After assessing changes to these scores over time, neoadjuvant radiotherapy appeared to contribute to the sustained loss of tumor-infiltrating lymphocytes from the tumor-immune microenvironment in both the breast and the peripheral bloodstream. Notably, the levels of these cells did not recover by the time of surgery.
The researchers drew particular attention to the routine delivery of radiotherapy to the regional lymph nodes in patients with breast cancer. They noted that this strategy may be impairing immune activity, and suggested that preserving the lymph nodes could be critical to the effective combination and sequencing of radiotherapy with immune checkpoint blockade prior to surgery.
Conclusions
“Our study represents a major advance in our understanding of the dynamics of [tumor-infiltrating lymphocytes] in response to radiotherapy in breast cancer. Despite the explosion of interest in the immunogenic potential of radiotherapy, a huge gap has persisted in our knowledge about the effect of radiation alone on the breast [tumor-immune microenvironment],” detailed senior study author Navita Somaiah, DPhil, Group Leader of the Translational Breast Radiobiology Group at the Institute of Cancer Research and an honorary consultant clinical oncologist in the Breast Unit at The Royal Marsden National Health Service Foundation Trust. “This work has started to close that gap, but it also highlights the need for deeper interrogation of factors such as dose fractionation, the timing of radiotherapy, and volumes irradiated, so that we can optimize radiation-induced immunogenic cell death,” she highlighted.

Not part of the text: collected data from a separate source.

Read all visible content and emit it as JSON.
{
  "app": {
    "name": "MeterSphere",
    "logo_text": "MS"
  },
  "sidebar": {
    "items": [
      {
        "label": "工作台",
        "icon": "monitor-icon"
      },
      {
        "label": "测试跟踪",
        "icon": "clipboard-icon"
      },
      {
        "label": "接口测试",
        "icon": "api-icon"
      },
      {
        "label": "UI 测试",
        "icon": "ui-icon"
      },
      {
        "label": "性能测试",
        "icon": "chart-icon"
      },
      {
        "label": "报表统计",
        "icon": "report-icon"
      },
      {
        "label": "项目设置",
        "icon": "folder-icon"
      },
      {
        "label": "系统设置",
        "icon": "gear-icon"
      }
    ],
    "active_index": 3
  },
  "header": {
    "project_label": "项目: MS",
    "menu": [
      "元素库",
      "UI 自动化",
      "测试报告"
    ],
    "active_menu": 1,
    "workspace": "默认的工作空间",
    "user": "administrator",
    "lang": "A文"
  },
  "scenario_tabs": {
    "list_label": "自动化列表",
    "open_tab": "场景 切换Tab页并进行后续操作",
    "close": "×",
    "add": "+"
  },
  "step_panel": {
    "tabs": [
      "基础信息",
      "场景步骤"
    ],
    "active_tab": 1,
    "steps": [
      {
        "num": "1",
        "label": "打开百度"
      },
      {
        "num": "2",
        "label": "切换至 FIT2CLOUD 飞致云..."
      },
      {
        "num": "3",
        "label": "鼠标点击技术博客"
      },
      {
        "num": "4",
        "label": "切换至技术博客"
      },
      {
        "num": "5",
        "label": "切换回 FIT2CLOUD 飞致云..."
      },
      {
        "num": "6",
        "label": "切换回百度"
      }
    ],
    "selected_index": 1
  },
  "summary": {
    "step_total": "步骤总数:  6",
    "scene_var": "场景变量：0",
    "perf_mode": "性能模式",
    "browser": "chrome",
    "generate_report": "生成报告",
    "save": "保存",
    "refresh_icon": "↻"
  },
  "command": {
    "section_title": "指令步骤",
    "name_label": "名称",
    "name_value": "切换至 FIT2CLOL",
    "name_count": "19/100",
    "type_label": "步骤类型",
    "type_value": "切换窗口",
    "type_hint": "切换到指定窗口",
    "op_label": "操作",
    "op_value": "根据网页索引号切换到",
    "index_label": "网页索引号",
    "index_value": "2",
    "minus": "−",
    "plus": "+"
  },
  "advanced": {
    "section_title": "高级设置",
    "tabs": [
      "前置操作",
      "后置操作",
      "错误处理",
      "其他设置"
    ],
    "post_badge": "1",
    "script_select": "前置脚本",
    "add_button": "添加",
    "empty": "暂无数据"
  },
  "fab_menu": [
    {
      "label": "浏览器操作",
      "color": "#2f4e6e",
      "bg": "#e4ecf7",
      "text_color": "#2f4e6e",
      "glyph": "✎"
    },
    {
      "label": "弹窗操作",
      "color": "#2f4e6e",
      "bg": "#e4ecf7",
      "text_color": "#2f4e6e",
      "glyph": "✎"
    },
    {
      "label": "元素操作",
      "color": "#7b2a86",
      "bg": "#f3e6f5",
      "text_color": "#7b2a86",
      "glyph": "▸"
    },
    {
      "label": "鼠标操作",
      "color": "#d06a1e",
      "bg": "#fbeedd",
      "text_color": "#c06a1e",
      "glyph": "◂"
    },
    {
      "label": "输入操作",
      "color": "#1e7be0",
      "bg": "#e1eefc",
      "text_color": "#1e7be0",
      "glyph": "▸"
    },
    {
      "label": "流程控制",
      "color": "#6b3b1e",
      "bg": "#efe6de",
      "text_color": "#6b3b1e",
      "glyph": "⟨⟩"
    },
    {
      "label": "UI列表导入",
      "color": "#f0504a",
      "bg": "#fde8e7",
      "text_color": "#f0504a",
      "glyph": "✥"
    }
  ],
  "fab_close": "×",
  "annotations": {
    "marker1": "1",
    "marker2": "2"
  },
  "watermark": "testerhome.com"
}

The findings may have clinical implications, particularly in relation to the design of future radiotherapy clinical trials. In the longer term, the researchers indicated that the results of their study could lead to the development of more effective combination therapies involving radiotherapy and immunotherapy, which could improve outcomes in patients with high-risk breast cancer.
The researchers emphasized that further studies are needed to determine how to use radiotherapy to maximize the benefits of other treatments such as immunotherapy.
“The recent trials testing the safety of [neoadjuvant radiotherapy] in breast cancer gave us a unique opportunity to test the effects of radiotherapy in vivo. Our data set represents a unique insight into the relationship between radiation and [the tumor-immune microenvironment], and it brings into question the widely held belief that radiotherapy converts immunologically ‘cold’ tumors into ‘hot’ tumors,” said co–lead study author Miki Yoneyama, BSc, a PhD student in the Translational Breast Radiobiology Group at the Institute of Cancer Research. “Our findings will likely contribute to the ongoing debate about the merits of lymph node irradiation for patients receiving immunotherapies. We hope that further exploration of this complex area of radiobiology will ultimately lead to improved outcomes for everyone living with breast cancer.”
Disclosure: The research in this study was funded by the Institute of Cancer Research. For full disclosures of the study authors, visit redjournal.org.